Grafana Cloud

Manage availability

The Availability section on Kubernetes Overview answers one question: is your infrastructure currently able to serve user traffic? It flags things that exist on paper but aren’t actually available.

Availability checks identify workloads and nodes that are down or unable to serve traffic.

Availability panels on **Kubernetes Overview** home page
Availability panels on Kubernetes Overview home page

Click View detail on any tile to see the affected items listed under Detail view at the bottom of the page.

Zero replica deployments

These are deployments that are configured to run at least one replica but have zero available replicas running. The workload is fully down. This excludes deployments intentionally scaled to zero.

Failed rollouts, image pull errors, insufficient cluster resources, misconfigured probes.
Check rollout status, Pod events, and container logs. Roll back to a previous revision, fix the image reference, free up cluster resources, or correct probe settings.

Deployment rollout issues

These are deployments whose rollout has one of these conditions:

  • Not Progressing means the deployment controller has not made progress within the deadline.
  • Replica Failure means at least one replica Pod could not be created or deleted.
Insufficient cluster resources (CPU or memory), image pull errors (wrong image name, tag, or expired credentials), failing readiness or liveness probes, resource quota limits exceeded, volume mount failures, or Pod security policy violations.
Inspect deployment events and Pod status.

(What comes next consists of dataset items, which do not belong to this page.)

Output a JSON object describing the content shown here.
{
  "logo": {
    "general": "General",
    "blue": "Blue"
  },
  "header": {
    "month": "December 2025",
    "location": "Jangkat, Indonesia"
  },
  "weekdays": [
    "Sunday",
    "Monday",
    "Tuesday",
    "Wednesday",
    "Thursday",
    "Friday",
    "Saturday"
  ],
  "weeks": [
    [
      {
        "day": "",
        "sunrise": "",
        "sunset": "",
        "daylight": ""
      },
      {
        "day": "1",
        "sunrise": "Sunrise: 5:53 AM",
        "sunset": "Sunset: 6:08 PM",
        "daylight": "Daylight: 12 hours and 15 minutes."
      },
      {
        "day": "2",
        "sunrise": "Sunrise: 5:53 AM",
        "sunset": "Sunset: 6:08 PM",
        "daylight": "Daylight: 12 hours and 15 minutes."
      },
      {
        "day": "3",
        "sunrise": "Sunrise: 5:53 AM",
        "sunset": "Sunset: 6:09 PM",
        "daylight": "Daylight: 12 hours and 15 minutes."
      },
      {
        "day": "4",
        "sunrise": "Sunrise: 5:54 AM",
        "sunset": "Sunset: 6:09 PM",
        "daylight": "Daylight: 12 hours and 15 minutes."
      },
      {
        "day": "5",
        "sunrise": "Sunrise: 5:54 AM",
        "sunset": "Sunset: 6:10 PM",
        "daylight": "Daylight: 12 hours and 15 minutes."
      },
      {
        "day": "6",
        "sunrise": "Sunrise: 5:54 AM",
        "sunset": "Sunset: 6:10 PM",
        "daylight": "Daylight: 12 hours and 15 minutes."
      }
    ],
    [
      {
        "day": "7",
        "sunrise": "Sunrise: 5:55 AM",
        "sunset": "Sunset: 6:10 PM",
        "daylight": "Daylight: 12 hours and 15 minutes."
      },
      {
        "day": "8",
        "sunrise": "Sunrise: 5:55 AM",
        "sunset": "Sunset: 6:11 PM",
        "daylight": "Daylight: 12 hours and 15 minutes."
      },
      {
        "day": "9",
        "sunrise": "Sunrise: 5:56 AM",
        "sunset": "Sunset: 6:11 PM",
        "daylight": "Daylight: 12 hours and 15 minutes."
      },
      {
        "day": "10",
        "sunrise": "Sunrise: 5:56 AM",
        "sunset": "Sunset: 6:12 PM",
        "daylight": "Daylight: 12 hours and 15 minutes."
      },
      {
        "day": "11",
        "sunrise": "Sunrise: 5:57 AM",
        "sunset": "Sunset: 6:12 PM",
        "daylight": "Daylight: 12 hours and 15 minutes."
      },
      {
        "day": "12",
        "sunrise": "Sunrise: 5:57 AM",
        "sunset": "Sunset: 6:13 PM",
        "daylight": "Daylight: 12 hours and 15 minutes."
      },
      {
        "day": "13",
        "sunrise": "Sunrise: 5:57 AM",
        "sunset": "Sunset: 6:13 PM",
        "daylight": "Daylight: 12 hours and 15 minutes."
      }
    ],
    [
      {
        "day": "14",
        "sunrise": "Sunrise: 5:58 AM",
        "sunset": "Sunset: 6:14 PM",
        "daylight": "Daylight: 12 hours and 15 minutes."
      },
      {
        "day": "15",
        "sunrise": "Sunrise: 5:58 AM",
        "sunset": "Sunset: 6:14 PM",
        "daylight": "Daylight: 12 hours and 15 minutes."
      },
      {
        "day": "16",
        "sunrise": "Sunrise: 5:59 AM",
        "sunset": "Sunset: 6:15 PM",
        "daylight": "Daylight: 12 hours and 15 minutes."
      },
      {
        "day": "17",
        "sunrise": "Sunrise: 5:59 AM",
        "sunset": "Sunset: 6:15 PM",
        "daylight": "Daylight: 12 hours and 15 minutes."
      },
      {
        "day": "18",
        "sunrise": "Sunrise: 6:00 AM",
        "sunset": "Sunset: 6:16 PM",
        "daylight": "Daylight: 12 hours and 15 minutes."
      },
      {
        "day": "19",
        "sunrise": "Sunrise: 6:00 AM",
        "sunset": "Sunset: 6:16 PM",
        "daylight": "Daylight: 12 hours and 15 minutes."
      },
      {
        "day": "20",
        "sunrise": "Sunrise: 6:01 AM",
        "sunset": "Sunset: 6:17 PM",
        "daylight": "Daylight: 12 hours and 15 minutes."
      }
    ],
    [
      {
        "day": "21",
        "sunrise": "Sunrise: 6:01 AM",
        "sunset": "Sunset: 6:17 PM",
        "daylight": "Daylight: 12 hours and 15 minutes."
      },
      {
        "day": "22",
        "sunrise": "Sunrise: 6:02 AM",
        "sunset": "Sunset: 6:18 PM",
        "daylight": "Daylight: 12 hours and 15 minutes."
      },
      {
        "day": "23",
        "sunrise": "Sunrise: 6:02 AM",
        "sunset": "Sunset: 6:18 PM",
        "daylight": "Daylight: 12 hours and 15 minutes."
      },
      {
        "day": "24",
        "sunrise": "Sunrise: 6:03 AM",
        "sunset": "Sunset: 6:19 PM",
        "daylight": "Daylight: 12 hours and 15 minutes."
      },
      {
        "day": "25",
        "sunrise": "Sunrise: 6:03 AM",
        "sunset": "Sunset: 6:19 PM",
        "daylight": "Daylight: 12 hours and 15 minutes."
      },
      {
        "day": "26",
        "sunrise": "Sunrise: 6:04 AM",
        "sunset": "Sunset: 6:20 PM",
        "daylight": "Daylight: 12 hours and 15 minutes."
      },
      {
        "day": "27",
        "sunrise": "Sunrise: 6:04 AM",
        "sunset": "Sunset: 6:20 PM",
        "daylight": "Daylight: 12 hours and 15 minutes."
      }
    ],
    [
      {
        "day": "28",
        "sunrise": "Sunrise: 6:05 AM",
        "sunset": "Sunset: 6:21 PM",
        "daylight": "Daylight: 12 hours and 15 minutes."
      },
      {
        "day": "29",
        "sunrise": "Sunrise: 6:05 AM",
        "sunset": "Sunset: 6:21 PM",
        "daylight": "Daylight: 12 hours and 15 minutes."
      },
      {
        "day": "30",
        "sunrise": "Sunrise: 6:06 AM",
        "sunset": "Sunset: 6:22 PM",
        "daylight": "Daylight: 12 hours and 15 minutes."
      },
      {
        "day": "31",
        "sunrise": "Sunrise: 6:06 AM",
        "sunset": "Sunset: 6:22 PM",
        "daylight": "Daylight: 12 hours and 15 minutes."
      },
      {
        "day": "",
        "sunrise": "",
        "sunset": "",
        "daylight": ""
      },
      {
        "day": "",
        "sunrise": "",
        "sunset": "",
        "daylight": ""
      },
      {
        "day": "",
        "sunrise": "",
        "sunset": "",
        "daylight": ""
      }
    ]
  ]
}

Scale up node resources, fix image references or registry credentials, adjust probe settings, increase resource quotas, correct volume configurations, or update security policies.

Nodes not ready

These are Nodes where the Ready condition is False or Unknown. A NotReady node prevents new Pods from being scheduled and may disrupt running workloads. The Status column distinguishes a confirmed NotReady state from a transient Unknown state (meaning the node is unreachable).

kubelet crash or failure to report status, Node running out of memory, disk, or PIDs, network connectivity loss between the Node and the control plane, underlying VM or hardware failure, expired Node certificates, kernel or OS-level crash.
Check kubelet logs and Node events. Restart the kubelet, free up Node resources, restore network connectivity, renew certificates, or replace the failed Node.

Pods not ready

These are Pods in the Running phase that are failing their readiness probe. They are excluded from Service endpoints and are not receiving traffic.

Misconfigured readiness probes, application startup delays, or missing dependencies.
Review the readiness probe configuration and adjust thresholds or timeouts. Check that dependent services are available and that the application starts within the expected window.